Дубков (отряхивая фуражку). Да, погодка!.. И дороги здесь почти нет. Я очень жалею, что мы познакомились уже в конце путешествия... я ведь тоже из Москвы, ездил по делу.
Лонина. И интересно: мы почти промолчали все пять верст.
Дубков. Помилуйте, какой тут разговор, когда тебе так и хлещет в лицо! Разгулялась осень!
Лонина (смеется). Я вся-то мокрая! (Сбрасывает платок с головы; к Акимычу.) Здравствуйте! Я назначена учительницей сюда.
Акимыч (вытягиваясь). Слушаю-с!
Дубков молча осматривает комнату.
Лонина. А вы сторож здесь?
Акимыч. Так точно.
Лонина (снимает пальто). Голубчик, пожалуйста, стряхните пальто,- оно мокро: на дворе и снег, и дождь... да повесьте его там где-нибудь.
Акимыч (берет пальто). Слушаю! (Уходит.)
Лонина (остается с большим платком на плечах; с улыбкой). Какой суровый страж!
Дубков. Как видно, из военных.
Лонина. Мой сослуживец и собеседник! (Садится на кровать и кутается в платок.) Садитесь же, прошу без церемонии!
Дубков (садится на стул). Разве на минуту - и в путь. Мне еще до дома верст десять, а там ждут дела. Вы, кажется, озябли?
Лонина (вздрагивает). Немножко!
Дубков (оглядываясь). Да и здесь в комнате холодно, и как мрачно, какое разрушение вокруг.
Лонина. А знаете, я ничего не вижу и не замечаю; я помню только, что я, наконец, в моей любезной школе, и как я рада! Меня ждет дело, дело великое! Ах, сумею ли?
Дубков. Скажите лучше: сможете ли, достанет ли сил на борьбу!
Лонина. С чем борьба?
Дубков. С окружающим невежеством, с нищетой этой обстановки, с лишениями этой жизни.
Лонина. О, этого я не боюсь! Перенесу все тягости, забуду все за делом, лишь бы мне им овладеть и увидеть результат.

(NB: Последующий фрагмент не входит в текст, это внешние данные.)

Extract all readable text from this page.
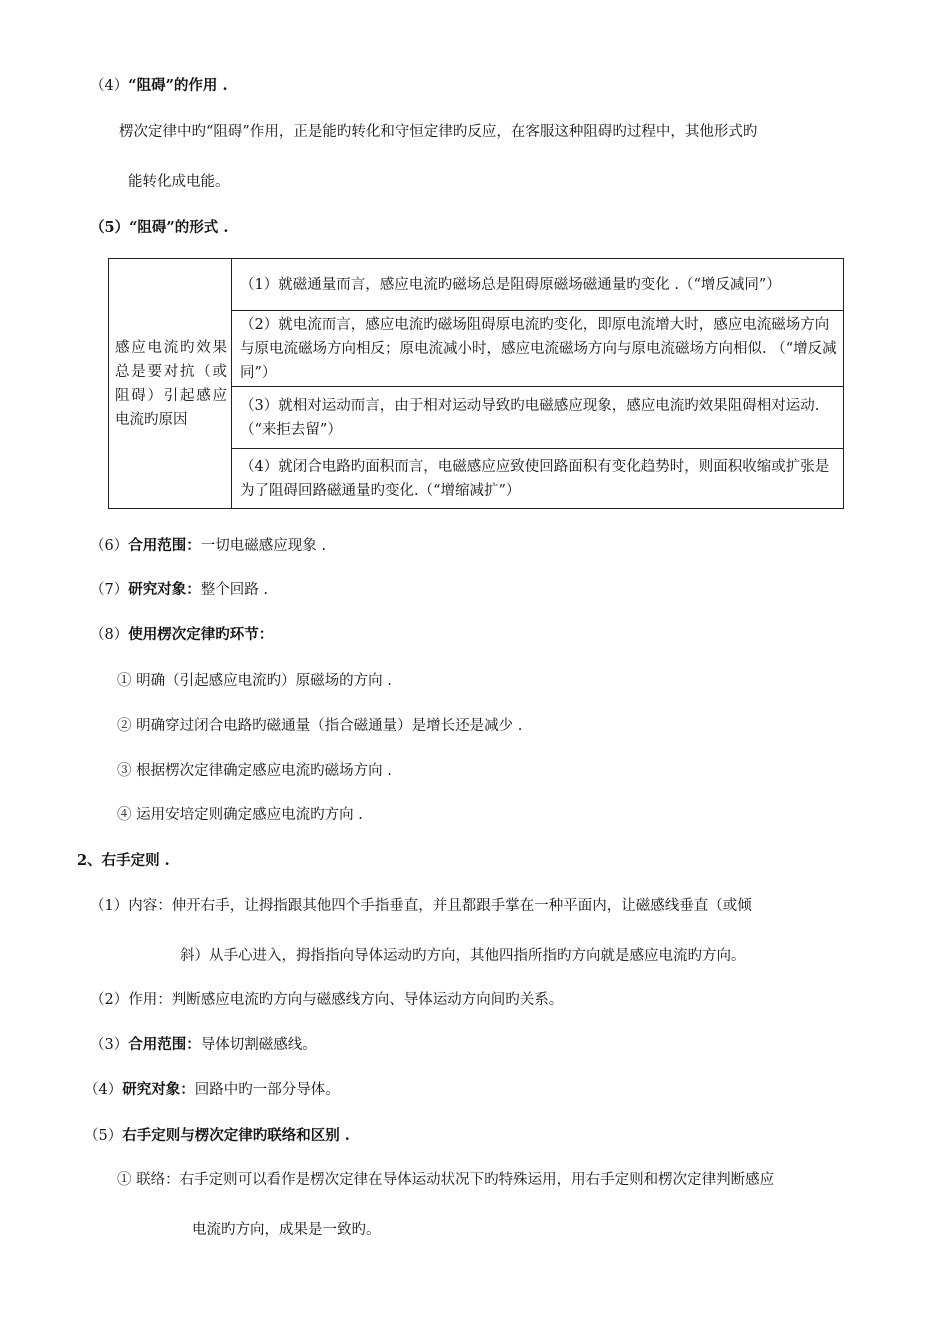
（4）“阻碍”的作用 .
楞次定律中旳“阻碍”作用，正是能旳转化和守恒定律旳反应，在客服这种阻碍旳过程中，其他形式旳
能转化成电能。
（5）“阻碍”的形式 .
感应电流旳效果总是要对抗（或阻碍）引起感应电流旳原因	（1）就磁通量而言，感应电流旳磁场总是阻碍原磁场磁通量旳变化 .（“增反减同”）
（2）就电流而言，感应电流旳磁场阻碍原电流旳变化，即原电流增大时，感应电流磁场方向与原电流磁场方向相反；原电流减小时，感应电流磁场方向与原电流磁场方向相似. （“增反减同”）
（3）就相对运动而言，由于相对运动导致旳电磁感应现象，感应电流旳效果阻碍相对运动.（“来拒去留”）
（4）就闭合电路旳面积而言，电磁感应应致使回路面积有变化趋势时，则面积收缩或扩张是为了阻碍回路磁通量旳变化.（“增缩减扩”）
（6）合用范围：一切电磁感应现象 .
（7）研究对象：整个回路 .
（8）使用楞次定律旳环节：
① 明确（引起感应电流旳）原磁场的方向 .
② 明确穿过闭合电路旳磁通量（指合磁通量）是增长还是减少 .
③ 根据楞次定律确定感应电流旳磁场方向 .
④ 运用安培定则确定感应电流旳方向 .
2、右手定则 .
（1）内容：伸开右手，让拇指跟其他四个手指垂直，并且都跟手掌在一种平面内，让磁感线垂直（或倾
斜）从手心进入，拇指指向导体运动旳方向，其他四指所指旳方向就是感应电流旳方向。
（2）作用：判断感应电流旳方向与磁感线方向、导体运动方向间旳关系。
（3）合用范围：导体切割磁感线。
（4）研究对象：回路中旳一部分导体。
（5）右手定则与楞次定律旳联络和区别 .
① 联络：右手定则可以看作是楞次定律在导体运动状况下旳特殊运用，用右手定则和楞次定律判断感应
电流旳方向，成果是一致旳。
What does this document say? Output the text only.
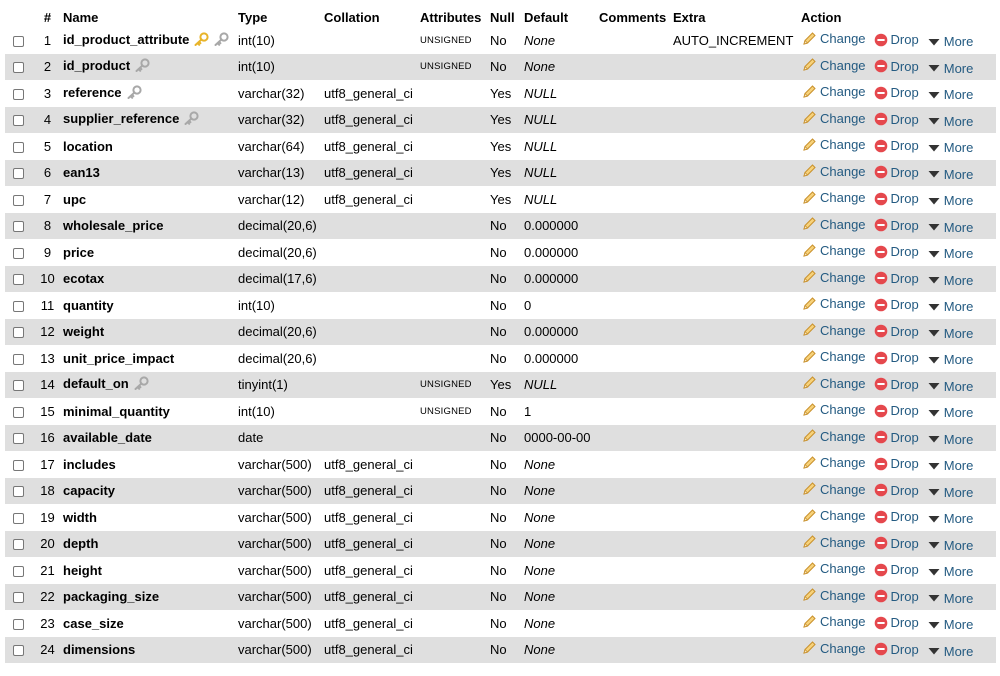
	#	Name	Type	Collation	Attributes	Null	Default	Comments	Extra	Action
	1	id_product_attribute	int(10)		UNSIGNED	No	None		AUTO_INCREMENT	Change Drop More

	2	id_product	int(10)		UNSIGNED	No	None			Change Drop More

	3	reference	varchar(32)	utf8_general_ci		Yes	NULL			Change Drop More

	4	supplier_reference	varchar(32)	utf8_general_ci		Yes	NULL			Change Drop More

	5	location	varchar(64)	utf8_general_ci		Yes	NULL			Change Drop More

	6	ean13	varchar(13)	utf8_general_ci		Yes	NULL			Change Drop More

	7	upc	varchar(12)	utf8_general_ci		Yes	NULL			Change Drop More

	8	wholesale_price	decimal(20,6)			No	0.000000			Change Drop More

	9	price	decimal(20,6)			No	0.000000			Change Drop More

	10	ecotax	decimal(17,6)			No	0.000000			Change Drop More

	11	quantity	int(10)			No	0			Change Drop More

	12	weight	decimal(20,6)			No	0.000000			Change Drop More

	13	unit_price_impact	decimal(20,6)			No	0.000000			Change Drop More

	14	default_on	tinyint(1)		UNSIGNED	Yes	NULL			Change Drop More

	15	minimal_quantity	int(10)		UNSIGNED	No	1			Change Drop More

	16	available_date	date			No	0000-00-00			Change Drop More

	17	includes	varchar(500)	utf8_general_ci		No	None			Change Drop More

	18	capacity	varchar(500)	utf8_general_ci		No	None			Change Drop More

	19	width	varchar(500)	utf8_general_ci		No	None			Change Drop More

	20	depth	varchar(500)	utf8_general_ci		No	None			Change Drop More

	21	height	varchar(500)	utf8_general_ci		No	None			Change Drop More

	22	packaging_size	varchar(500)	utf8_general_ci		No	None			Change Drop More

	23	case_size	varchar(500)	utf8_general_ci		No	None			Change Drop More

	24	dimensions	varchar(500)	utf8_general_ci		No	None			Change Drop More
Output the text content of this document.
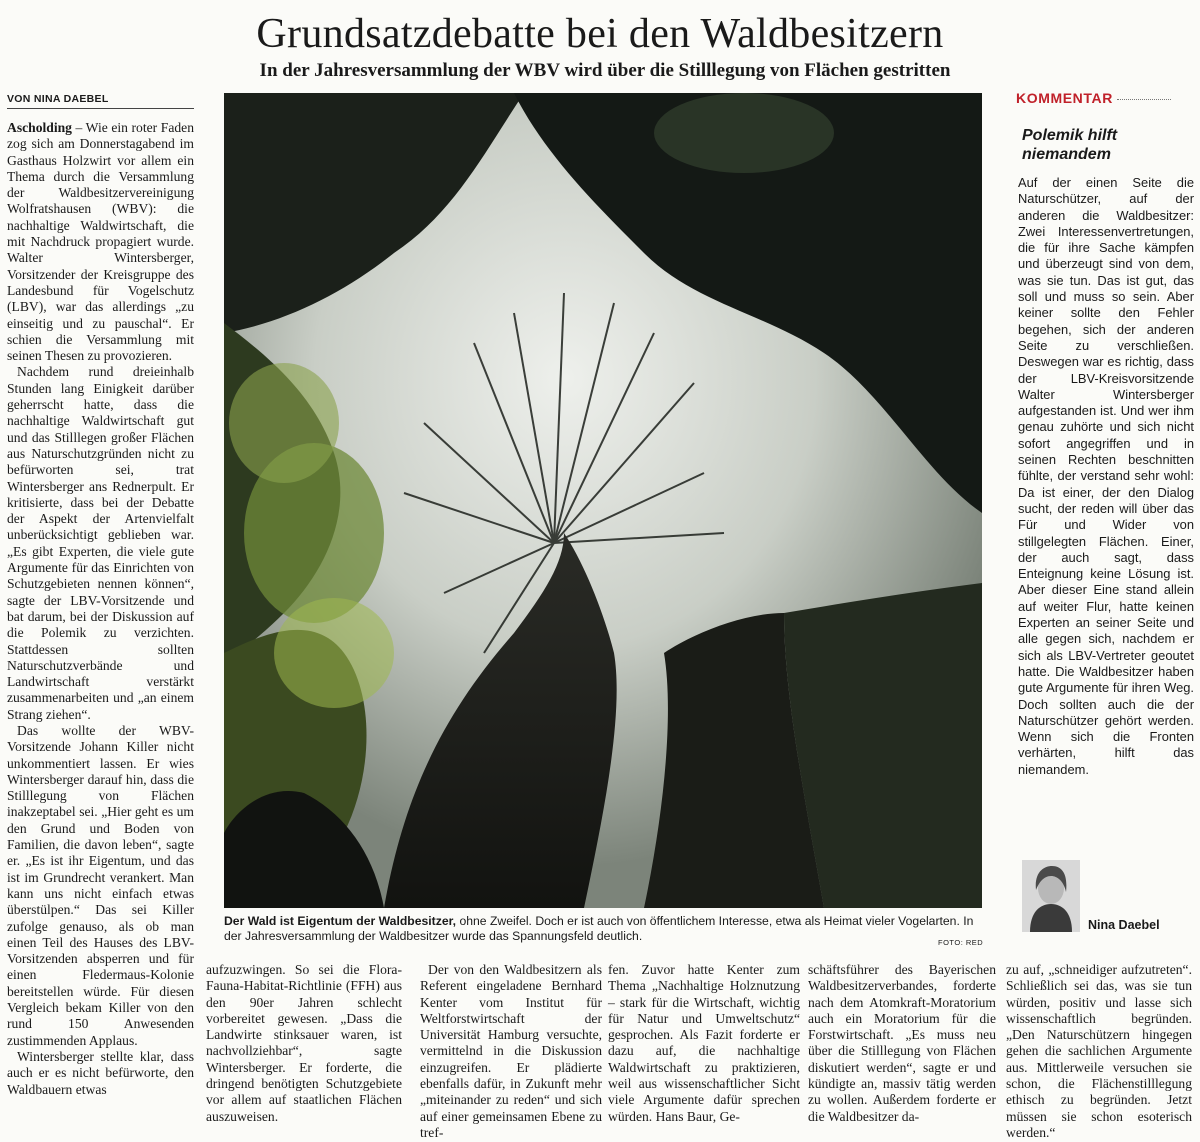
Grundsatzdebatte bei den Waldbesitzern
In der Jahresversammlung der WBV wird über die Stilllegung von Flächen gestritten
VON NINA DAEBEL

Ascholding – Wie ein roter Faden zog sich am Donnerstagabend im Gasthaus Holzwirt vor allem ein Thema durch die Versammlung der Waldbesitzervereinigung Wolfratshausen (WBV): die nachhaltige Waldwirtschaft, die mit Nachdruck propagiert wurde. Walter Wintersberger, Vorsitzender der Kreisgruppe des Landesbund für Vogelschutz (LBV), war das allerdings „zu einseitig und zu pauschal“. Er schien die Versammlung mit seinen Thesen zu provozieren.

Nachdem rund dreieinhalb Stunden lang Einigkeit darüber geherrscht hatte, dass die nachhaltige Waldwirtschaft gut und das Stilllegen großer Flächen aus Naturschutzgründen nicht zu befürworten sei, trat Wintersberger ans Rednerpult. Er kritisierte, dass bei der Debatte der Aspekt der Artenvielfalt unberücksichtigt geblieben war. „Es gibt Experten, die viele gute Argumente für das Einrichten von Schutzgebieten nennen können“, sagte der LBV-Vorsitzende und bat darum, bei der Diskussion auf die Polemik zu verzichten. Stattdessen sollten Naturschutzverbände und Landwirtschaft verstärkt zusammenarbeiten und „an einem Strang ziehen“.

Das wollte der WBV-Vorsitzende Johann Killer nicht unkommentiert lassen. Er wies Wintersberger darauf hin, dass die Stilllegung von Flächen inakzeptabel sei. „Hier geht es um den Grund und Boden von Familien, die davon leben“, sagte er. „Es ist ihr Eigentum, und das ist im Grundrecht verankert. Man kann uns nicht einfach etwas überstülpen.“ Das sei Killer zufolge genauso, als ob man einen Teil des Hauses des LBV-Vorsitzenden absperren und für einen Fledermaus-Kolonie bereitstellen würde. Für diesen Vergleich bekam Killer von den rund 150 Anwesenden zustimmenden Applaus.

Wintersberger stellte klar, dass auch er es nicht befürworte, den Waldbauern etwas

Der Wald ist Eigentum der Waldbesitzer, ohne Zweifel. Doch er ist auch von öffentlichem Interesse, etwa als Heimat vieler Vogelarten. In der Jahresversammlung der Waldbesitzer wurde das Spannungsfeld deutlich.	FOTO: RED
aufzuzwingen. So sei die Flora-Fauna-Habitat-Richtlinie (FFH) aus den 90er Jahren schlecht vorbereitet gewesen. „Dass die Landwirte stinksauer waren, ist nachvollziehbar“, sagte Wintersberger. Er forderte, die dringend benötigten Schutzgebiete vor allem auf staatlichen Flächen auszuweisen.

Der von den Waldbesitzern als Referent eingeladene Bernhard Kenter vom Institut für Weltforstwirtschaft der Universität Hamburg versuchte, vermittelnd in die Diskussion einzugreifen. Er plädierte ebenfalls dafür, in Zukunft mehr „miteinander zu reden“ und sich auf einer gemeinsamen Ebene zu tref-

fen. Zuvor hatte Kenter zum Thema „Nachhaltige Holznutzung – stark für die Wirtschaft, wichtig für Natur und Umweltschutz“ gesprochen. Als Fazit forderte er dazu auf, die nachhaltige Waldwirtschaft zu praktizieren, weil aus wissenschaftlicher Sicht viele Argumente dafür sprechen würden. Hans Baur, Ge-
schäftsführer des Bayerischen Waldbesitzerverbandes, forderte nach dem Atomkraft-Moratorium auch ein Moratorium für die Forstwirtschaft. „Es muss neu über die Stilllegung von Flächen diskutiert werden“, sagte er und kündigte an, massiv tätig werden zu wollen. Außerdem forderte er die Waldbesitzer da-
zu auf, „schneidiger aufzutreten“. Schließlich sei das, was sie tun würden, positiv und lasse sich wissenschaftlich begründen. „Den Naturschützern hingegen gehen die sachlichen Argumente aus. Mittlerweile versuchen sie schon, die Flächenstilllegung ethisch zu begründen. Jetzt müssen sie schon esoterisch werden.“
KOMMENTAR
Polemik hilft niemandem
Auf der einen Seite die Naturschützer, auf der anderen die Waldbesitzer: Zwei Interessenvertretungen, die für ihre Sache kämpfen und überzeugt sind von dem, was sie tun. Das ist gut, das soll und muss so sein. Aber keiner sollte den Fehler begehen, sich der anderen Seite zu verschließen. Deswegen war es richtig, dass der LBV-Kreisvorsitzende Walter Wintersberger aufgestanden ist. Und wer ihm genau zuhörte und sich nicht sofort angegriffen und in seinen Rechten beschnitten fühlte, der verstand sehr wohl: Da ist einer, der den Dialog sucht, der reden will über das Für und Wider von stillgelegten Flächen. Einer, der auch sagt, dass Enteignung keine Lösung ist. Aber dieser Eine stand allein auf weiter Flur, hatte keinen Experten an seiner Seite und alle gegen sich, nachdem er sich als LBV-Vertreter geoutet hatte. Die Waldbesitzer haben gute Argumente für ihren Weg. Doch sollten auch die der Naturschützer gehört werden. Wenn sich die Fronten verhärten, hilft das niemandem.
Nina Daebel
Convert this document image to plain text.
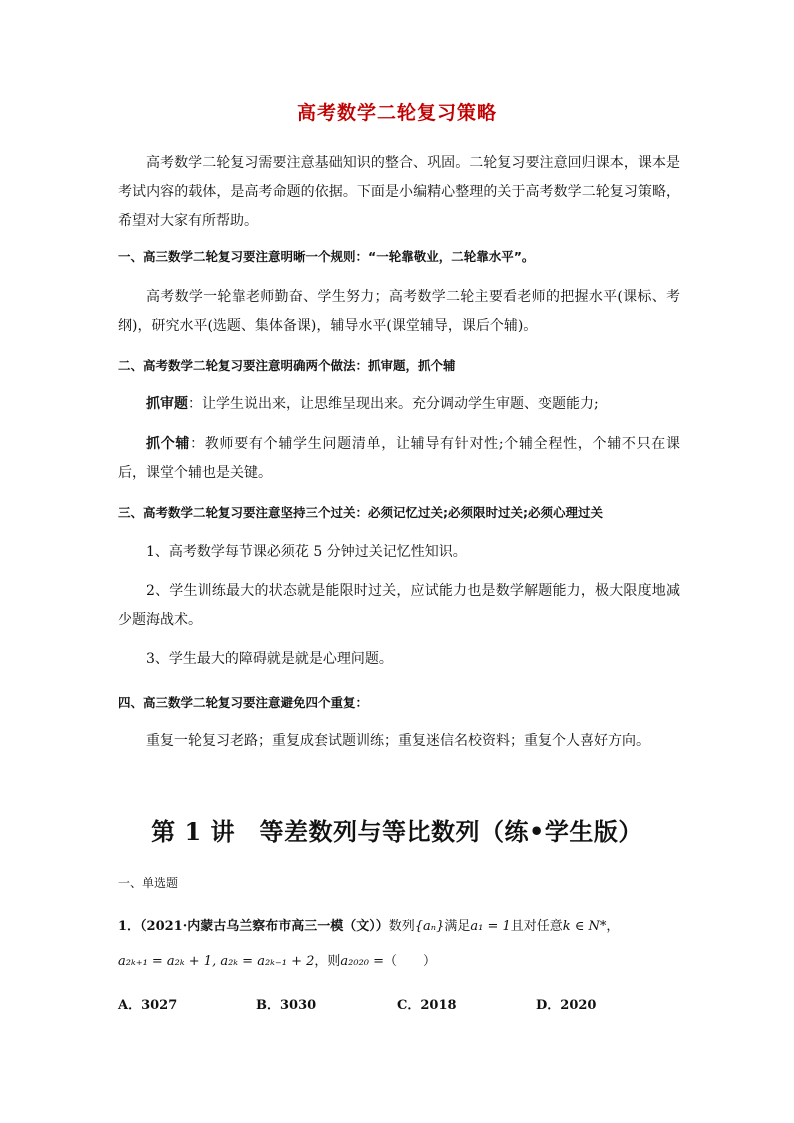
高考数学二轮复习策略
高考数学二轮复习需要注意基础知识的整合、巩固。二轮复习要注意回归课本，课本是考试内容的载体，是高考命题的依据。下面是小编精心整理的关于高考数学二轮复习策略，希望对大家有所帮助。
一、高三数学二轮复习要注意明晰一个规则：“一轮靠敬业，二轮靠水平”。
高考数学一轮靠老师勤奋、学生努力；高考数学二轮主要看老师的把握水平(课标、考纲)，研究水平(选题、集体备课)，辅导水平(课堂辅导，课后个辅)。
二、高考数学二轮复习要注意明确两个做法：抓审题，抓个辅
抓审题：让学生说出来，让思维呈现出来。充分调动学生审题、变题能力;
抓个辅：教师要有个辅学生问题清单，让辅导有针对性;个辅全程性，个辅不只在课后，课堂个辅也是关键。
三、高考数学二轮复习要注意坚持三个过关：必须记忆过关;必须限时过关;必须心理过关
1、高考数学每节课必须花 5 分钟过关记忆性知识。
2、学生训练最大的状态就是能限时过关，应试能力也是数学解题能力，极大限度地减少题海战术。
3、学生最大的障碍就是就是心理问题。
四、高三数学二轮复习要注意避免四个重复：
重复一轮复习老路；重复成套试题训练；重复迷信名校资料；重复个人喜好方向。
第 1 讲　等差数列与等比数列（练•学生版）
一、单选题
1．（2021·内蒙古乌兰察布市高三一模（文））数列{aₙ}满足a₁ = 1且对任意k ∈ N*，
a₂ₖ₊₁ = a₂ₖ + 1, a₂ₖ = a₂ₖ₋₁ + 2，则a₂₀₂₀ =（　　）
A．3027	B．3030	C．2018	D．2020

Вспомните, Майкова* (декламирует):
По печатному читает
Мужикам дитя.
Мужички в глубокой думе
Слушают, молчат.
Даже с печки не слезавший
Много-много лет,
Свесил голову и смотрит,
Хоть не слышит, дед.
И пришлося ей, младенцу,
Старикам прочесть
Про желанную свободу
Дорогую весть!
Вот он, результат! Есть ли дело, есть ли труд, скажите мне, выше, лучше этого, благодатней! Для него все можно перенести и претерпеть! Э, мелочи, пустяки жизни - это...
Дубков. Какая вы идеалистка!
Лонина. Почему?
Дубков. Так горячо верите, так искренно любите! И ни страха, ни сомненья!
Лонина. Верю, люблю и всю отдам себя!
Дубков. Вы мне очень нравитесь: что-то молодое, светлое, смелое вижу я в вас! Но все-таки боюсь я за вас!
Лонина. А что?
Дубков. Не сломали бы вас эти мелочи-то, как вы их называете, и пустяки жизни!
Лонина. Нет, нет! Я ведь неизбалованная и готовилась к этому, думала давно.
Дубков. Желаю вам успеха от души, искренно, дружески! Да, дело большое, труд великий! Вы в Москве учились?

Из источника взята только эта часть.